To Weber County, Utah Commissioner Jim Harvey, the answer means everything… and nothing.

It means everything because people come to their preferences through their experiences and environment — fundamental characteristics. At the same time, it means nothing, as long as everyone is brushing their teeth.

“People go to war over less,” he said. “I’m just happy they’re practicing good hygiene.”

That’s how he looks at being a Weber County citizen, whether you’re an Ogden urbanite or a rural dweller in the eastern part of the county. On the eastern shore of the Great Salt Lake, Weber, like many counties, enjoys a duality that involves balancing priorities that sometimes conflict but culminate in shared goals of prosperity for a growing county. It’s a microcosm for understanding and bridging the rural-urban divide.

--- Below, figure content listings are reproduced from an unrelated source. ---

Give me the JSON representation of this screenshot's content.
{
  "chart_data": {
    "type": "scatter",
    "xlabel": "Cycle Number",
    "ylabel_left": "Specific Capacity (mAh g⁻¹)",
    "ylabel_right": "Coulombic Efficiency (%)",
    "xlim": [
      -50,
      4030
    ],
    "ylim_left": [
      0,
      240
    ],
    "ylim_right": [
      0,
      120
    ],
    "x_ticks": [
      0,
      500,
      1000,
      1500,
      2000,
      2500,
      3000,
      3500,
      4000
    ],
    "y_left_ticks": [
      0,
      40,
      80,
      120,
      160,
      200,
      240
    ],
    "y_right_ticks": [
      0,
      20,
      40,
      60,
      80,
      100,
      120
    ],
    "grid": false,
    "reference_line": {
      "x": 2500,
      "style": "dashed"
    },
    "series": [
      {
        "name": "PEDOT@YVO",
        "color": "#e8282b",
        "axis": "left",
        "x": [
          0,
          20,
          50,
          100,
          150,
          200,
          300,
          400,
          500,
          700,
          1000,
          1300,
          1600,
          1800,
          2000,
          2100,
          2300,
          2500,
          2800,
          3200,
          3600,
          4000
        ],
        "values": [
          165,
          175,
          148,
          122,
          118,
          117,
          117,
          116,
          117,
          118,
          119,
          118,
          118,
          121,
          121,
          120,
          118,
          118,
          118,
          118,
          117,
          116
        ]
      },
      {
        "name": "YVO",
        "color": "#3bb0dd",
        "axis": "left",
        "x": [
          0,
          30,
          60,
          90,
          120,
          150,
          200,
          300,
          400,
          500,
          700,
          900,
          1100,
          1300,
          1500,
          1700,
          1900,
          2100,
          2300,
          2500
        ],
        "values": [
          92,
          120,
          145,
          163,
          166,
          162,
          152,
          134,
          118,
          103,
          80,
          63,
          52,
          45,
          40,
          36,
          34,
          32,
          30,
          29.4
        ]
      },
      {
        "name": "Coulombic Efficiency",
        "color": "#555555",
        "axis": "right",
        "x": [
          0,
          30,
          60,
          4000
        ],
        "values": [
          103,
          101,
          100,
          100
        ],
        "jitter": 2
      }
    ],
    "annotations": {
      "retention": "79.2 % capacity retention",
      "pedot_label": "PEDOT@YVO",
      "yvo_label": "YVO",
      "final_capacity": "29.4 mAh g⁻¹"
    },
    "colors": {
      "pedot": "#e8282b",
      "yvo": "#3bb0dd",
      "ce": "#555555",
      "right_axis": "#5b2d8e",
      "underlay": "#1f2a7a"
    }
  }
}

“We aren’t urban to the extent of a New York City or Chicago, but we have a distinct urban core along with a strong rural presence,” he said. “It’s just as important that the ‘rurals’ understand transportation, homelessness and jail issues; we as ‘urbans’ need to understand mining and timber and public lands.

“The rural part of the county is very reliant on the urban part and the urban is very reliant on the rural part.”

Utah is growing fast, and Weber County is no exception, seeing a 12.5 percent increase in residents from 2010 to 2019, according to the U.S. Census Bureau. With that growth comes pressure in the form of both urban infill and rural subdivision, and the latter is a harder nut to crack.

“It has to do with home density,” Harvey said. “People who live in urban areas like their density and rural people like wide open spaces and they want to keep it that way, with as much passion and fever as they can muster.”

With a rail line making proximity to Salt Lake City and Provo even more attractive to newcomers, Weber County’s 260,000 2019 population was a 1.7 percent increase over 2018. A few thousand people a year have to go somewhere, and they’re finding open land east and west of the county seat of Ogden attractive, making lucrative offers to landowners.

“In rural Weber County, on these generational farms, kids are increasingly not wanting to work the land the way their parents or grandparents once did, and they see that the cash that developers are willing to pay and they want to take it,” Harvey said. “What happens if the neighbors enjoyed looking out at a  200-acre farm for 20 years and now, they see houses? They don’t want their homes to change, but they don’t have the resources the buy the property for themselves.

“You can also make the point that if a guy buys 200 acres, he should be able to do with it what he wants,” he noted.

Though the county is considering establishing a 1-acre minimum lot size in unincorporated parts of the county to manage growth, other open-space preservation efforts have not gained traction.

“The people who propose preservation are really excited as long as it doesn’t affect their property,” Harvey said.

The housing costs add tension, too. The county’s real estate average costs increased 17 percent between the third quarters of 2019 and 2020.

“We continue to have double-digit growth up here in Weber County now,” Harvey said. “That’s great, and if your kids decide they want to buy a home, they’re looking at $350,000, and that’s only going up. If a builder can get $350,000, $400,000 for a new house, there’s not incentive to go any lower, because once you put lumber in the ground, you have 15 or 20 offers on it immediately.” And even where density is scarce, there’s local pressure against change.

“In the rural areas, when you get to a four-way stop sign, you’ll have a little place for a country store with a Domino’s Pizza and a few apartments on the second floor,” Harvey said. “People don’t want apartments, but they also want a place that their kids can afford so they don’t have to move somewhere else. That’s something we need to reconcile.”

Wherever they keep their toothbrushes, Harvey wants Weber County residents to keep using them, and being vigilant with their floss.

“The message I am pushing that there is a respect, a kindness and an understanding,” he said. “It doesn’t necessarily mean that people have to agree but they have the respect to disagree without being mean or vicious or ugly with one another.”